担任が自己紹介で発した言葉に、生徒あ然… しかしその後、言葉の意味を理解した
2020年5~8月にかけて、ウェブメディア『grape』では、エッセイコンテスト『grape Award 2020』を開催。
『心に響く』と『心に響いた接客』という2つのテーマから作品を募集しました。
『grape Award 2020』心に響くエッセイを募集!今年は2つのテーマから選べる
今回は、応募作品の中から『私は、皆さんを愛します。』をご紹介します。
中学2年の4月、担任発表をするために学年集会が開かれ、武道館に集められた。クラス替えをしたばかりで、周りはいつも以上に賑やかだ。
学年主任の先生が私のクラスの担任を発表する。呼ばれて前に出てきたのは、母と同じぐらいの年齢にみえる、ちょっと太った女の先生だった。
初対面の先生が話す挨拶は、だいたい同じに聞こえる。今までの学生生活の中で記憶に残っている先生の挨拶なんて無い。

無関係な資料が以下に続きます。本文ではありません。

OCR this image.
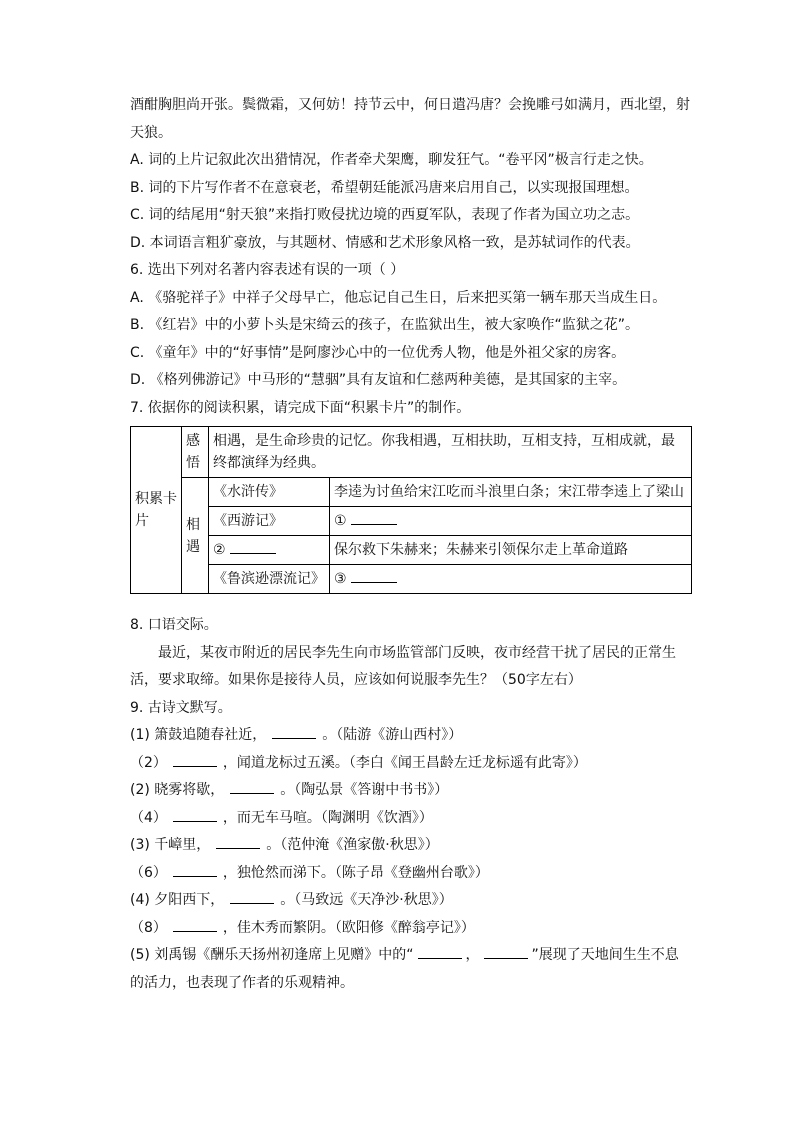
酒酣胸胆尚开张。鬓微霜，又何妨！持节云中，何日遣冯唐？会挽雕弓如满月，西北望，射
天狼。
A. 词的上片记叙此次出猎情况，作者牵犬架鹰，聊发狂气。“卷平冈”极言行走之快。
B. 词的下片写作者不在意衰老，希望朝廷能派冯唐来启用自己，以实现报国理想。
C. 词的结尾用“射天狼”来指打败侵扰边境的西夏军队，表现了作者为国立功之志。
D. 本词语言粗犷豪放，与其题材、情感和艺术形象风格一致，是苏轼词作的代表。
6. 选出下列对名著内容表述有误的一项（ ）
A. 《骆驼祥子》中祥子父母早亡，他忘记自己生日，后来把买第一辆车那天当成生日。
B. 《红岩》中的小萝卜头是宋绮云的孩子，在监狱出生，被大家唤作“监狱之花”。
C. 《童年》中的“好事情”是阿廖沙心中的一位优秀人物，他是外祖父家的房客。
D. 《格列佛游记》中马形的“慧骃”具有友谊和仁慈两种美德，是其国家的主宰。
7. 依据你的阅读积累，请完成下面“积累卡片”的制作。
积累卡片	感悟	相遇，是生命珍贵的记忆。你我相遇，互相扶助，互相支持，互相成就，最终都演绎为经典。	
	相遇	《水浒传》	李逵为讨鱼给宋江吃而斗浪里白条；宋江带李逵上了梁山
		《西游记》	①
		②	保尔救下朱赫来；朱赫来引领保尔走上革命道路
		《鲁滨逊漂流记》	③
8. 口语交际。
最近，某夜市附近的居民李先生向市场监管部门反映，夜市经营干扰了居民的正常生活，要求取缔。如果你是接待人员，应该如何说服李先生？（50字左右）
9. 古诗文默写。
(1) 箫鼓追随春社近，	。（陆游《游山西村》）
（2）	，闻道龙标过五溪。（李白《闻王昌龄左迁龙标遥有此寄》）
(2) 晓雾将歇，	。（陶弘景《答谢中书书》）
（4）	，而无车马喧。（陶渊明《饮酒》）
(3) 千嶂里，	。（范仲淹《渔家傲·秋思》）
（6）	，独怆然而涕下。（陈子昂《登幽州台歌》）
(4) 夕阳西下，	。（马致远《天净沙·秋思》）
（8）	，佳木秀而繁阴。（欧阳修《醉翁亭记》）
(5) 刘禹锡《酬乐天扬州初逢席上见赠》中的“	，	”展现了天地间生生不息
的活力，也表现了作者的乐观精神。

そんなことを思っていると、先生は自分の名前を言った後で、私のクラスが座っている方に体を向き直し、話を続けた。
「私は、皆さんを愛します。」
私の頭が一瞬フリーズした。今まで愛しますなんて言われたことがない。
況して、見ず知らずの人に愛しますと言われても、反抗期真っ盛りの私には重すぎる。